Relativism is the idea that there are no absolute truths. What Pope Benedict XVI, in his Cardinal Ratzinger incarnation, stated was that there most certainly are absolute truths. The fact that these absolute truths are revealed to us over time, and not all at once, is not the same thing as these truths never existing. Pope Benedict XVI grew and matured from where he was in his youth.

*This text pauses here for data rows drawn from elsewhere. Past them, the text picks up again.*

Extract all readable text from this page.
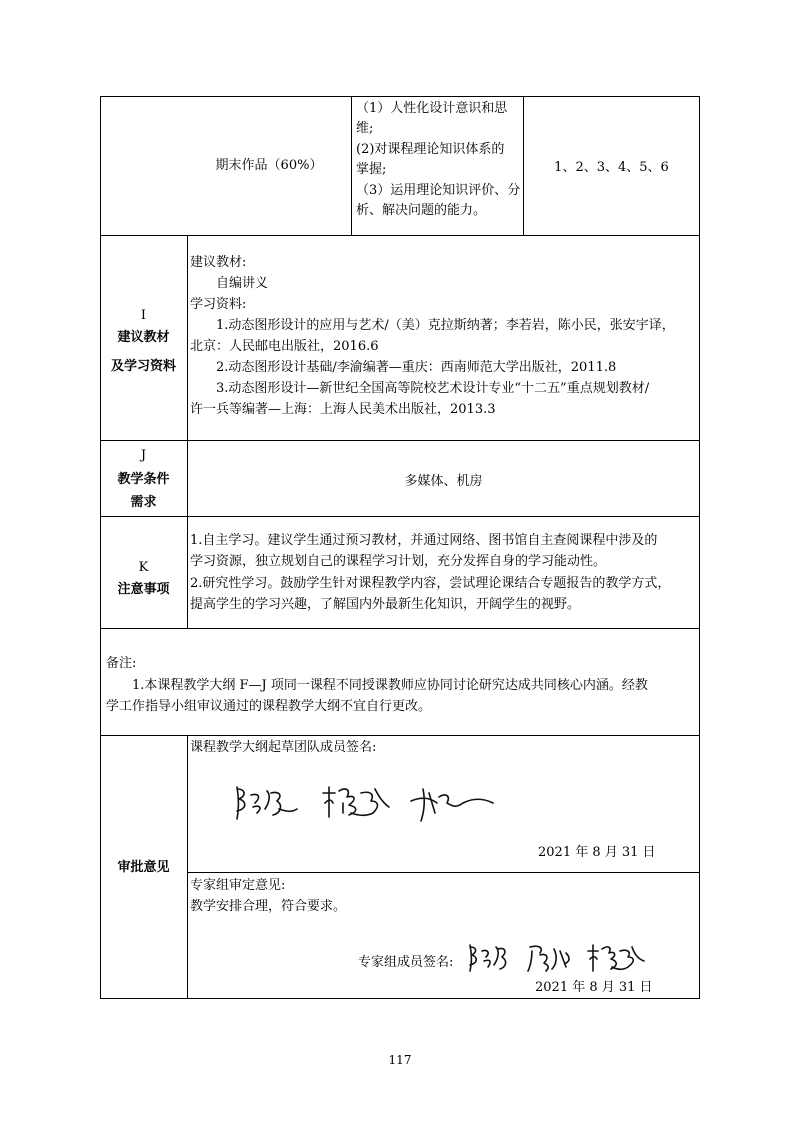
期末作品（60%）
（1）人性化设计意识和思
维;
(2)对课程理论知识体系的
掌握;
（3）运用理论知识评价、分
析、解决问题的能力。
1、2、3、4、5、6
I
建议教材
及学习资料
建议教材:
自编讲义
学习资料:
1.动态图形设计的应用与艺术/（美）克拉斯纳著；李若岩，陈小民，张安宇译，
北京：人民邮电出版社，2016.6
2.动态图形设计基础/李渝编著—重庆：西南师范大学出版社，2011.8
3.动态图形设计—新世纪全国高等院校艺术设计专业“十二五”重点规划教材/
许一兵等编著—上海：上海人民美术出版社，2013.3
J
教学条件
需求
多媒体、机房
K
注意事项
1.自主学习。建议学生通过预习教材，并通过网络、图书馆自主查阅课程中涉及的
学习资源，独立规划自己的课程学习计划，充分发挥自身的学习能动性。
2.研究性学习。鼓励学生针对课程教学内容，尝试理论课结合专题报告的教学方式，
提高学生的学习兴趣，了解国内外最新生化知识，开阔学生的视野。
备注:
1.本课程教学大纲 F—J 项同一课程不同授课教师应协同讨论研究达成共同核心内涵。经教
学工作指导小组审议通过的课程教学大纲不宜自行更改。
审批意见
课程教学大纲起草团队成员签名:
2021 年 8 月 31 日
专家组审定意见:
教学安排合理，符合要求。
专家组成员签名:
2021 年 8 月 31 日
117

I voted for John Anderson in 1980 and was convinced that Ronald Reagan was going to get us killed in nuclear war. I never stepped foot in a church during the 1980s except to go to weddings. That's not who I am now. Does that mean it's all relative? That the way I was in 1980 is just as appropriate as a way to live my life as the one I'm leading now? I hope not. With each day, I like to think that I'm learning more about the person I should be. I want the grace to understand the absolute truths. I know they're out there. I hope I'm following them (best I can). And if I find I've veered off on to the wrong path, and make a mid-course correction, that doesn't mean all roads lead to God. It just means that I'm seeing more clearly than I was the day before.

That's not relativism. It's education.